Uzun yıllardır ülkemizin ‘sorun’ kelimesiyle birlikte anılıyor olmasının ve henüz çözüme ulaşamamış olmamızın sosyokültürel, ekonomik ve politik yaşamlarımızda olumsuz etkileri artarak sürmektedir. Çözümsüzlük devam ettikçe, uluslararası hukuk çerçevesinin dışında kalan ülkemizde, uluslararası suç örgütlerinin faaliyetleri artmaya, insan hakları ihlalleri ve güvenlik zaafiyetleri oluşmaya devam etmektedir. İki toplumlu, iki kesimli, siyasi eşitliğe dayanan federal bir Kıbrıs’a ulaşabilmek için Kıbrıslı kadınların görüşmelerde aktif olarak çalışmasının, barışın sağlanmasında ve sürmesinde yaşamsal bir rolü olacaktır. Birleşmiş Milletler’in 1325 sayılı Güvenlik Konseyi kararı çerçevesinde, ülkemizin çözüme ulaşması için kadınların tüm karar alma düzeylerinde daha fazla temsil edilmeleri gerekmektedir.
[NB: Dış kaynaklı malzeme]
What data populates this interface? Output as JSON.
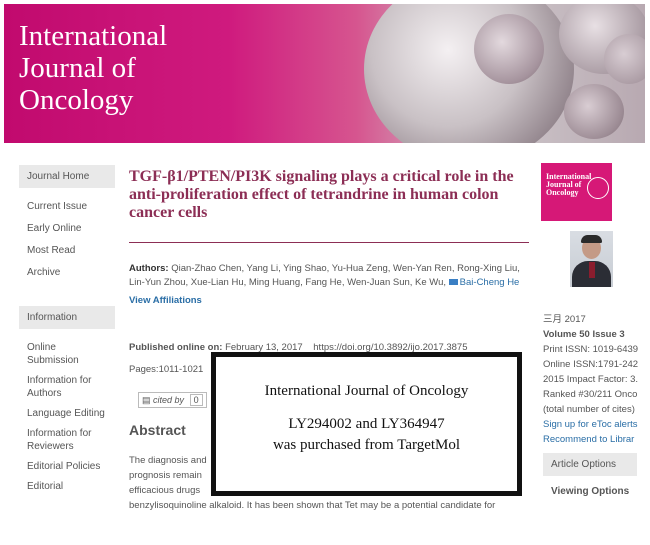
{
  "banner": {
    "journal_title_line1": "International",
    "journal_title_line2": "Journal of",
    "journal_title_line3": "Oncology"
  },
  "sidebar": {
    "journal_home": "Journal Home",
    "nav_items": [
      "Current Issue",
      "Early Online",
      "Most Read",
      "Archive"
    ],
    "information": "Information",
    "info_items": [
      "Online Submission",
      "Information for Authors",
      "Language Editing",
      "Information for Reviewers",
      "Editorial Policies",
      "Editorial"
    ]
  },
  "article": {
    "title": "TGF-β1/PTEN/PI3K signaling plays a critical role in the anti-proliferation effect of tetrandrine in human colon cancer cells",
    "authors_label": "Authors:",
    "authors": "Qian-Zhao Chen, Yang Li, Ying Shao, Yu-Hua Zeng, Wen-Yan Ren, Rong-Xing Liu, Lin-Yun Zhou, Xue-Lian Hu, Ming Huang, Fang He, Wen-Juan Sun, Ke Wu,",
    "last_author": "Bai-Cheng He",
    "view_affiliations": "View Affiliations",
    "published_label": "Published online on:",
    "published_date": "February 13, 2017",
    "doi": "https://doi.org/10.3892/ijo.2017.3875",
    "pages": "Pages:1011-1021",
    "cited_by": "cited by",
    "cited_count": "0",
    "abstract_heading": "Abstract",
    "abstract_lines": [
      "The diagnosis and",
      "prognosis remain",
      "efficacious drugs",
      "benzylisoquinoline alkaloid. It has been shown that Tet may be a potential candidate for"
    ]
  },
  "overlay": {
    "line1": "International Journal of Oncology",
    "line2": "LY294002 and LY364947",
    "line3": "was purchased from TargetMol"
  },
  "right_panel": {
    "cover_title": "International Journal of Oncology",
    "issue_date": "三月 2017",
    "volume": "Volume 50 Issue 3",
    "print_issn": "Print ISSN: 1019-6439",
    "online_issn": "Online ISSN:1791-242",
    "impact_factor": "2015 Impact Factor: 3.",
    "ranked": "Ranked #30/211 Onco",
    "cites_note": "(total number of cites)",
    "etoc": "Sign up for eToc alerts",
    "recommend": "Recommend to Librar",
    "article_options": "Article Options",
    "viewing_options": "Viewing Options"
  },
  "colors": {
    "brand_magenta": "#c10a6e",
    "title_color": "#8c2e55",
    "link_blue": "#2a6ea6"
  }
}
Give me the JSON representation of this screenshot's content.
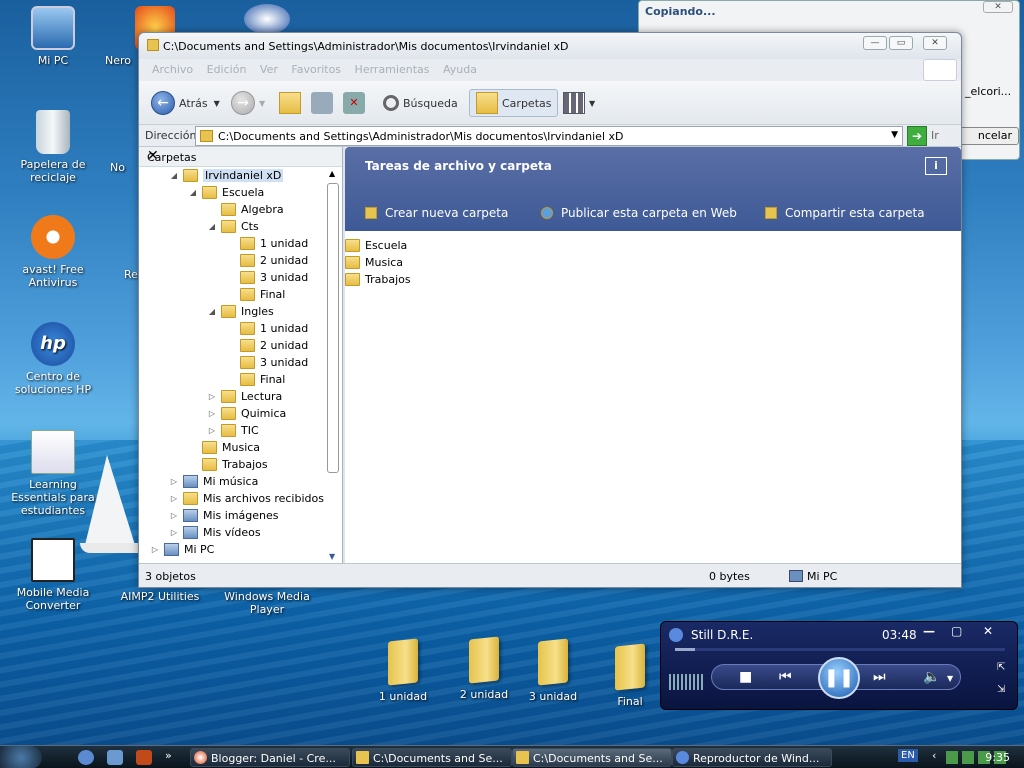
{
  "desktop": {
    "icons": [
      {
        "label": "Mi PC",
        "name": "my-pc-icon"
      },
      {
        "label": "Nero",
        "name": "nero-icon"
      },
      {
        "label": "Papelera de reciclaje",
        "name": "recycle-bin-icon"
      },
      {
        "label": "No",
        "name": "partial-icon-no"
      },
      {
        "label": "avast! Free Antivirus",
        "name": "avast-icon"
      },
      {
        "label": "Re",
        "name": "partial-icon-re"
      },
      {
        "label": "Centro de soluciones HP",
        "name": "hp-icon"
      },
      {
        "label": "Learning Essentials para estudiantes",
        "name": "learning-essentials-icon"
      },
      {
        "label": "Mobile Media Converter",
        "name": "mobile-media-converter-icon"
      },
      {
        "label": "AIMP2 Utilities",
        "name": "aimp2-icon"
      },
      {
        "label": "Windows Media Player",
        "name": "wmp-icon"
      }
    ],
    "folders": [
      "1 unidad",
      "2 unidad",
      "3 unidad",
      "Final"
    ]
  },
  "copy_dialog": {
    "title": "Copiando...",
    "path_fragment": "_elcori...",
    "cancel_label": "ncelar"
  },
  "explorer": {
    "title": "C:\\Documents and Settings\\Administrador\\Mis documentos\\Irvindaniel xD",
    "menu": [
      "Archivo",
      "Edición",
      "Ver",
      "Favoritos",
      "Herramientas",
      "Ayuda"
    ],
    "toolbar": {
      "back": "Atrás",
      "search": "Búsqueda",
      "folders": "Carpetas"
    },
    "address": {
      "label": "Dirección",
      "value": "C:\\Documents and Settings\\Administrador\\Mis documentos\\Irvindaniel xD",
      "go": "Ir"
    },
    "folders_pane": {
      "title": "Carpetas",
      "tree": [
        {
          "label": "Irvindaniel xD",
          "exp": "◢",
          "lvl": 0,
          "type": "folder",
          "sel": true
        },
        {
          "label": "Escuela",
          "exp": "◢",
          "lvl": 1,
          "type": "folder"
        },
        {
          "label": "Algebra",
          "exp": "",
          "lvl": 2,
          "type": "folder"
        },
        {
          "label": "Cts",
          "exp": "◢",
          "lvl": 2,
          "type": "folder"
        },
        {
          "label": "1 unidad",
          "exp": "",
          "lvl": 3,
          "type": "folder"
        },
        {
          "label": "2 unidad",
          "exp": "",
          "lvl": 3,
          "type": "folder"
        },
        {
          "label": "3 unidad",
          "exp": "",
          "lvl": 3,
          "type": "folder"
        },
        {
          "label": "Final",
          "exp": "",
          "lvl": 3,
          "type": "folder"
        },
        {
          "label": "Ingles",
          "exp": "◢",
          "lvl": 2,
          "type": "folder"
        },
        {
          "label": "1 unidad",
          "exp": "",
          "lvl": 3,
          "type": "folder"
        },
        {
          "label": "2 unidad",
          "exp": "",
          "lvl": 3,
          "type": "folder"
        },
        {
          "label": "3 unidad",
          "exp": "",
          "lvl": 3,
          "type": "folder"
        },
        {
          "label": "Final",
          "exp": "",
          "lvl": 3,
          "type": "folder"
        },
        {
          "label": "Lectura",
          "exp": "▷",
          "lvl": 2,
          "type": "folder"
        },
        {
          "label": "Quimica",
          "exp": "▷",
          "lvl": 2,
          "type": "folder"
        },
        {
          "label": "TIC",
          "exp": "▷",
          "lvl": 2,
          "type": "folder"
        },
        {
          "label": "Musica",
          "exp": "",
          "lvl": 1,
          "type": "folder"
        },
        {
          "label": "Trabajos",
          "exp": "",
          "lvl": 1,
          "type": "folder"
        },
        {
          "label": "Mi música",
          "exp": "▷",
          "lvl": 0,
          "type": "special"
        },
        {
          "label": "Mis archivos recibidos",
          "exp": "▷",
          "lvl": 0,
          "type": "folder"
        },
        {
          "label": "Mis imágenes",
          "exp": "▷",
          "lvl": 0,
          "type": "special"
        },
        {
          "label": "Mis vídeos",
          "exp": "▷",
          "lvl": 0,
          "type": "special"
        },
        {
          "label": "Mi PC",
          "exp": "▷",
          "lvl": -1,
          "type": "special"
        }
      ]
    },
    "tasks": {
      "heading": "Tareas de archivo y carpeta",
      "items": [
        "Crear nueva carpeta",
        "Publicar esta carpeta en Web",
        "Compartir esta carpeta"
      ]
    },
    "items": [
      "Escuela",
      "Musica",
      "Trabajos"
    ],
    "status": {
      "count": "3 objetos",
      "size": "0 bytes",
      "location": "Mi PC"
    }
  },
  "media_player": {
    "track": "Still D.R.E.",
    "time": "03:48",
    "progress": 0.06
  },
  "taskbar": {
    "tasks": [
      "Blogger: Daniel - Cre...",
      "C:\\Documents and Se...",
      "C:\\Documents and Se...",
      "Reproductor de Wind..."
    ],
    "lang": "EN",
    "clock": "9:35"
  }
}
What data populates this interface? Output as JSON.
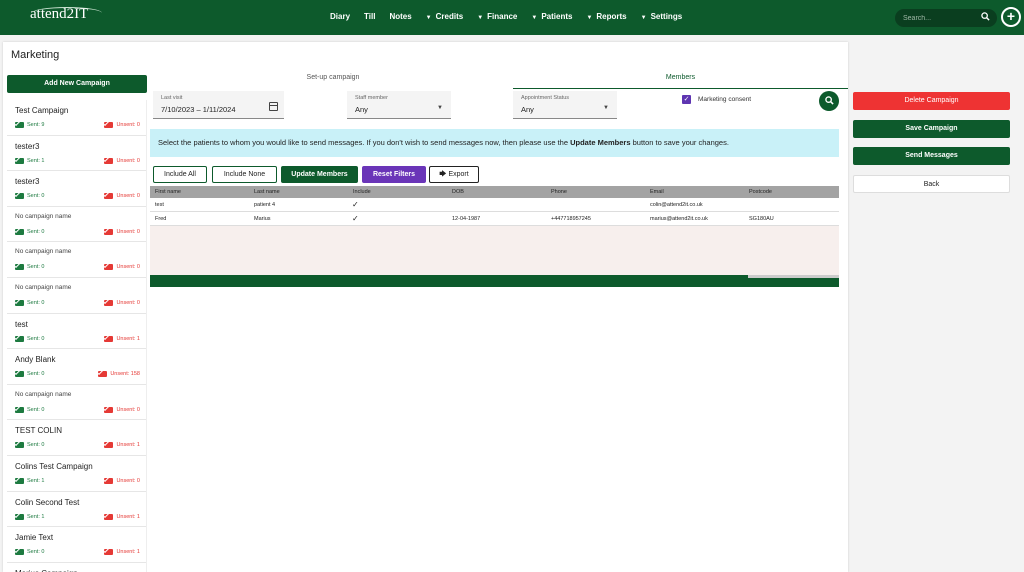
{
  "brand": {
    "logo_text": "attend2IT"
  },
  "nav": {
    "items": [
      {
        "label": "Diary",
        "caret": false
      },
      {
        "label": "Till",
        "caret": false
      },
      {
        "label": "Notes",
        "caret": false
      },
      {
        "label": "Credits",
        "caret": true
      },
      {
        "label": "Finance",
        "caret": true
      },
      {
        "label": "Patients",
        "caret": true
      },
      {
        "label": "Reports",
        "caret": true
      },
      {
        "label": "Settings",
        "caret": true
      }
    ],
    "search_placeholder": "Search..."
  },
  "page": {
    "title": "Marketing"
  },
  "left": {
    "add_label": "Add New Campaign",
    "campaigns": [
      {
        "name": "Test Campaign",
        "sent": "Sent: 9",
        "unsent": "Unsent: 0"
      },
      {
        "name": "tester3",
        "sent": "Sent: 1",
        "unsent": "Unsent: 0"
      },
      {
        "name": "tester3",
        "sent": "Sent: 0",
        "unsent": "Unsent: 0"
      },
      {
        "name": "No campaign name",
        "sent": "Sent: 0",
        "unsent": "Unsent: 0"
      },
      {
        "name": "No campaign name",
        "sent": "Sent: 0",
        "unsent": "Unsent: 0"
      },
      {
        "name": "No campaign name",
        "sent": "Sent: 0",
        "unsent": "Unsent: 0"
      },
      {
        "name": "test",
        "sent": "Sent: 0",
        "unsent": "Unsent: 1"
      },
      {
        "name": "Andy Blank",
        "sent": "Sent: 0",
        "unsent": "Unsent: 158"
      },
      {
        "name": "No campaign name",
        "sent": "Sent: 0",
        "unsent": "Unsent: 0"
      },
      {
        "name": "TEST COLIN",
        "sent": "Sent: 0",
        "unsent": "Unsent: 1"
      },
      {
        "name": "Colins Test Campaign",
        "sent": "Sent: 1",
        "unsent": "Unsent: 0"
      },
      {
        "name": "Colin Second Test",
        "sent": "Sent: 1",
        "unsent": "Unsent: 1"
      },
      {
        "name": "Jamie Text",
        "sent": "Sent: 0",
        "unsent": "Unsent: 1"
      },
      {
        "name": "Marius Campaign",
        "sent": "",
        "unsent": ""
      }
    ]
  },
  "tabs": {
    "setup": "Set-up campaign",
    "members": "Members"
  },
  "filters": {
    "last_visit_label": "Last visit",
    "last_visit_value": "7/10/2023 – 1/11/2024",
    "staff_label": "Staff member",
    "staff_value": "Any",
    "appt_label": "Appointment Status",
    "appt_value": "Any",
    "consent_label": "Marketing consent",
    "consent_checked": true
  },
  "info": {
    "before": "Select the patients to whom you would like to send messages. If you don't wish to send messages now, then please use the ",
    "bold": "Update Members",
    "after": " button to save your changes."
  },
  "actions": {
    "include_all": "Include All",
    "include_none": "Include None",
    "update_members": "Update Members",
    "reset_filters": "Reset Filters",
    "export": "Export"
  },
  "table": {
    "headers": [
      "First name",
      "Last name",
      "Include",
      "DOB",
      "Phone",
      "Email",
      "Postcode"
    ],
    "rows": [
      {
        "first": "test",
        "last": "patient 4",
        "include": "✓",
        "dob": "",
        "phone": "",
        "email": "colin@attend2it.co.uk",
        "postcode": ""
      },
      {
        "first": "Fred",
        "last": "Marius",
        "include": "✓",
        "dob": "12-04-1987",
        "phone": "+447718957245",
        "email": "marius@attend2it.co.uk",
        "postcode": "SG180AU"
      }
    ]
  },
  "right": {
    "delete": "Delete Campaign",
    "save": "Save Campaign",
    "send": "Send Messages",
    "back": "Back"
  },
  "colors": {
    "brand_green": "#0d5a2c",
    "danger_red": "#ee3333",
    "purple": "#6a35b8",
    "info_blue": "#c9f1f8"
  }
}
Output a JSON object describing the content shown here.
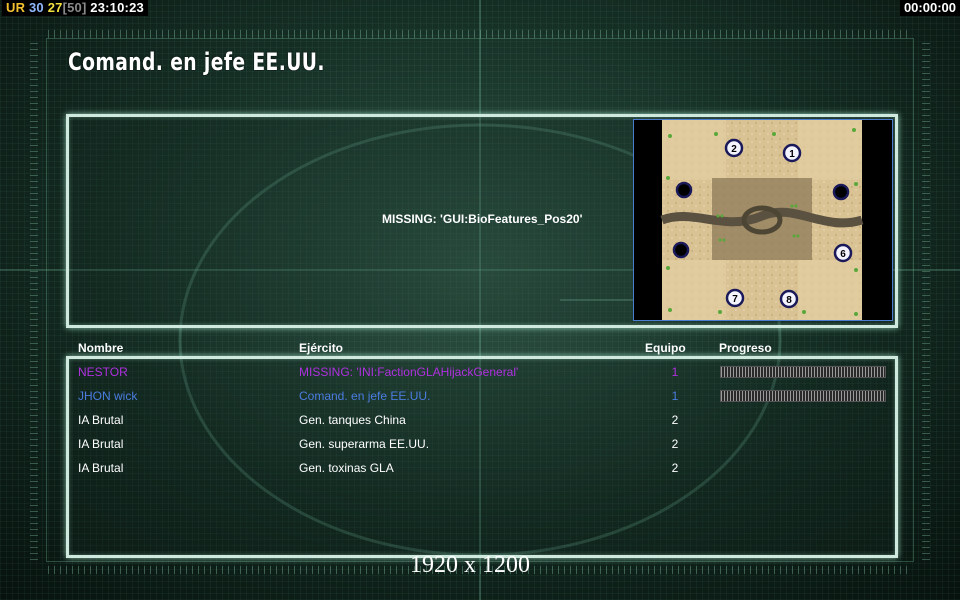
{
  "hud": {
    "prefix": "UR",
    "value_a": "30",
    "value_b": "27",
    "bracket_value": "[50]",
    "clock": "23:10:23",
    "timer": "00:00:00"
  },
  "title": "Comand. en jefe EE.UU.",
  "missing_text": "MISSING: 'GUI:BioFeatures_Pos20'",
  "map": {
    "start_positions": [
      "1",
      "2",
      "6",
      "7",
      "8"
    ]
  },
  "columns": {
    "name": "Nombre",
    "army": "Ejército",
    "team": "Equipo",
    "progress": "Progreso"
  },
  "players": [
    {
      "name": "NESTOR",
      "army": "MISSING: 'INI:FactionGLAHijackGeneral'",
      "team": "1",
      "color": "#b030e0",
      "progress": 1.0
    },
    {
      "name": "JHON wick",
      "army": "Comand. en jefe EE.UU.",
      "team": "1",
      "color": "#4a7ce0",
      "progress": 1.0
    },
    {
      "name": "IA Brutal",
      "army": "Gen. tanques China",
      "team": "2",
      "color": "#ffffff"
    },
    {
      "name": "IA Brutal",
      "army": "Gen. superarma EE.UU.",
      "team": "2",
      "color": "#ffffff"
    },
    {
      "name": "IA Brutal",
      "army": "Gen. toxinas GLA",
      "team": "2",
      "color": "#ffffff"
    }
  ],
  "resolution": "1920 x 1200",
  "colors": {
    "hud_prefix": "#f2c230",
    "hud_value_a": "#8fb8ff",
    "hud_value_b": "#f2e040",
    "hud_bracket": "#8a8a8a"
  }
}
Güçlü kadınlar, çaresiz, ne yapacağını bilmez ve yetersiz değildir. Donanımlı destek ve hizmet sağlayan, korkak değil, cesur siyasi irade istiyoruz.

Talebimiz ve hedefimiz, kadına politik, ekonomik ve sosyal yaşamda tam bir eşitliktir.

Güvenli bir ülke, her türlü ayrımcılıktan ve şiddetten arınmış, gerçek anlamda demokratik bir toplumdur.

Yaşasın 8 Mart! Yaşasın Kadın Dayanışması!